Cuáles fueron los daños, cómo se recuperaron las instalaciones y de qué se trata el Plan de Adaptación Climática que se puso en marcha.
El 7 de marzo de 2025 el complejo industrial de líquidos derivados del gas natural que Transportadora Gas de Sur tiene en General Cerri, a solo 15 kilómetros de Bahía Blanca, quedó anegado bajo un volumen de agua equivalente al doble de las Cataratas del Iguazú.
Fue un hecho sin precedentes que obligó durante casi dos meses a parar la planta donde se producen más de un millón de toneladas por año de etano, propano, butano y gasolina natural.

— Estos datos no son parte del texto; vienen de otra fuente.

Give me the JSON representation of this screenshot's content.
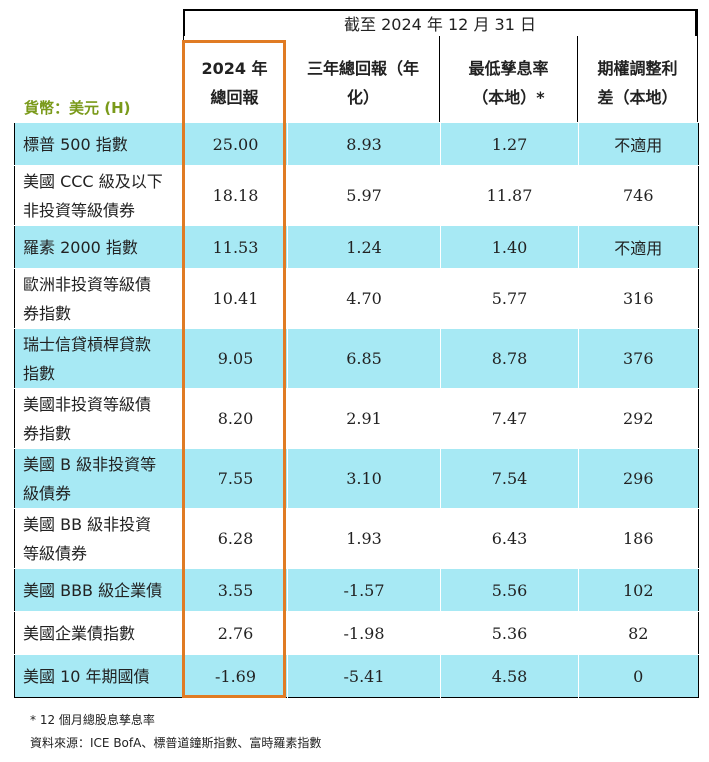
{
  "header": {
    "as_of": "截至 2024 年 12 月 31 日",
    "currency": "貨幣：美元 (H)",
    "columns": [
      [
        "2024 年",
        "總回報"
      ],
      [
        "三年總回報（年",
        "化）"
      ],
      [
        "最低孳息率",
        "（本地）*"
      ],
      [
        "期權調整利",
        "差（本地）"
      ]
    ]
  },
  "rows": [
    {
      "name": [
        "標普 500 指數"
      ],
      "ret2024": "25.00",
      "ret3y": "8.93",
      "ytw": "1.27",
      "oas": "不適用"
    },
    {
      "name": [
        "美國 CCC 級及以下",
        "非投資等級債券"
      ],
      "ret2024": "18.18",
      "ret3y": "5.97",
      "ytw": "11.87",
      "oas": "746"
    },
    {
      "name": [
        "羅素 2000 指數"
      ],
      "ret2024": "11.53",
      "ret3y": "1.24",
      "ytw": "1.40",
      "oas": "不適用"
    },
    {
      "name": [
        "歐洲非投資等級債",
        "券指數"
      ],
      "ret2024": "10.41",
      "ret3y": "4.70",
      "ytw": "5.77",
      "oas": "316"
    },
    {
      "name": [
        "瑞士信貸槓桿貸款",
        "指數"
      ],
      "ret2024": "9.05",
      "ret3y": "6.85",
      "ytw": "8.78",
      "oas": "376"
    },
    {
      "name": [
        "美國非投資等級債",
        "券指數"
      ],
      "ret2024": "8.20",
      "ret3y": "2.91",
      "ytw": "7.47",
      "oas": "292"
    },
    {
      "name": [
        "美國 B 級非投資等",
        "級債券"
      ],
      "ret2024": "7.55",
      "ret3y": "3.10",
      "ytw": "7.54",
      "oas": "296"
    },
    {
      "name": [
        "美國 BB 級非投資",
        "等級債券"
      ],
      "ret2024": "6.28",
      "ret3y": "1.93",
      "ytw": "6.43",
      "oas": "186"
    },
    {
      "name": [
        "美國 BBB 級企業債"
      ],
      "ret2024": "3.55",
      "ret3y": "-1.57",
      "ytw": "5.56",
      "oas": "102"
    },
    {
      "name": [
        "美國企業債指數"
      ],
      "ret2024": "2.76",
      "ret3y": "-1.98",
      "ytw": "5.36",
      "oas": "82"
    },
    {
      "name": [
        "美國 10 年期國債"
      ],
      "ret2024": "-1.69",
      "ret3y": "-5.41",
      "ytw": "4.58",
      "oas": "0"
    }
  ],
  "footnotes": {
    "note": "* 12 個月總股息孳息率",
    "source": "資料來源：ICE BofA、標普道鐘斯指數、富時羅素指數"
  },
  "colors": {
    "row_band": "#a7e9f4",
    "highlight": "#e07b23",
    "currency_label": "#7a9a1a"
  }
}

Cuáles fueron los daños, cómo se recuperaron las instalaciones y de qué se trata el Plan de Adaptación Climática que se puso en marcha.
"Se fortalecieron los planes de emergencia y revisaron los escenarios de respuesta ante eventos climáticos extremos frente a desafíos que, producto de la variabilidad climática, podrían repetirse”, informó la empresa.
El día de la tragedia
Aquel día cayeron más de 290 milímetros en menos de doce horas sobre Bahía Blanca y su zona de influencia: un evento excepcional con un período de recurrencia superior a los 100 años, según el Servicio Meteorológico Nacional.
Los arroyos Saladillo García y el Saladillo Chico desbordaron y cuatro cursos más convergieron en una sola corriente que alcanzó 1.700 metros de ancho al cruzar la Ruta Nacional 3 Sur, justo frente al complejo de TGS, antes de ingresar a General Cerri, localidad ubicada sobre la Ría de Bahía Blanca y cuya población estuvo entre las más afectadas.
Profesionales del INTA, la Universidad Nacional del Sur (UNS) y el Centro de Recursos Naturales Renovables de la Zona Semiárida (CERZOS, UNS-CONICET) hicieron un diagnóstico del daño y calcularon el caudal del volumen de agua que ingresó a esa zona en particular: 3.675 metros cúbicos por segundo.
“Un volumen que se asemeja al de un gran río nacional en régimen de crecida y equivale a más del doble del flujo promedio de las Cataratas del Iguazú. Esta comparación permite tomar dimensión de la escala del fenómeno, que transformó por un tiempo limitado a una cuenca rural en un sistema fluvial activo de altísimo caudal, con un potencial destructivo considerable sobre infraestructuras, suelos y viviendas”, señalaron en un informe.
El complejo de TGS quedó “completamente anegado”, informó TGS, lo que interrumpió la producción de líquidos del gas natural y redujo temporalmente la capacidad de transporte. Además de costos económicos relevantes, asociados a los propios daños, la interrupción operativa y los gastos de recuperación: la pérdida económica registrada en el ejercicio 2025 fue de 54,3 millones de pesos, parcialmente compensada por cobros de seguros, según informó la empresa en su reporte Ambiente, Social y Gobernanza 2025.
A su lado, sobre el kilómetro 704 de la misma Ruta Nacional 3 Sur, la Termoeléctrica Guillermo Brown (TGB), con 580 MW de potencia instalada, dos turbinas a gas en ciclo abierto y utilizando principalmente gas como combustible, sufrió impactos de magnitud similar y también tuvo que detener sus operaciones.